<Ned> Front Porch
Comment by Linda Nowakowski
I haven't given up on this conversation. In fact it has been the center of my thoughts this week as I have been working on a 2 day work shop to try to help the students in my program learn to think "strategically". We will be spending all day Sat and Sunday playing games that will hopefully teach them some problem solving strategies that can be applied outside of games.
I was talking last evening with my Thai teacher about having mentors for the students who are outside the culture, where people might feel more free breaking "rules" and she thought about it for a while (like through our entire 2 hour class and at the end, before she left, she said she was thinking that that might be the trick for Thai students.

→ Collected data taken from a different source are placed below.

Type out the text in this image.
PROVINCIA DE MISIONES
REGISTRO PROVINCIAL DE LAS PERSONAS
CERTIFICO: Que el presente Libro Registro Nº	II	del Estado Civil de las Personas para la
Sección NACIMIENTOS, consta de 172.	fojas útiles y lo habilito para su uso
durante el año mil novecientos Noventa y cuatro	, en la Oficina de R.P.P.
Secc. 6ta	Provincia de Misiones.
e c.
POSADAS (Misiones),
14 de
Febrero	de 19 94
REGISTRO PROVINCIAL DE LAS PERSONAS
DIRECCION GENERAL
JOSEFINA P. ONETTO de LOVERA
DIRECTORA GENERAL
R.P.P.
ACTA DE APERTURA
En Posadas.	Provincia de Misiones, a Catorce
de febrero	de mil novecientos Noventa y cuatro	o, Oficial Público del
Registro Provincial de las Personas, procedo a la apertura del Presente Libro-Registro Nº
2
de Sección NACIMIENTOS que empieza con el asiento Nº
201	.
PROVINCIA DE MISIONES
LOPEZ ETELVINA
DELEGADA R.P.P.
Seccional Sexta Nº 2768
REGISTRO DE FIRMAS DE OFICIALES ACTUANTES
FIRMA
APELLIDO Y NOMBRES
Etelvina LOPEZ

Dan made a point that I would like to put a slightly different turn on. I was the first person in my family to graduate from high school. One of the first investments my family made though was a set of encyclopedias. As I was growing up, when I would ask a question, my mother would make my questions valuable. We would go and find the answer (I think maybe even when she KNEW the answer) so that I learned how to find information. And she would ask me questions to help me refine my inquiry. She wasn't an educated woman (formally) but she was wise and I think mostly, she wanted the best for me. The people helping these children don't have to have long CVs with formal education. They just have to want to help someone grow. Maybe, in fact, it isnot the education or the method so much as the concern that makes it all work.
OK...off to a day of Towers of Hanoi, Clue, Mastermind, Sudoku and thinking out of the box.
PS - a reminder for myself to come back to Dawn's point about how religion fits in because I am totally convinced now tat its power is completely underestimated. Buddhists don't approach much of anything from the same direction as Christians and the differences in perspective provide unique challenges for inter-cultural dialog.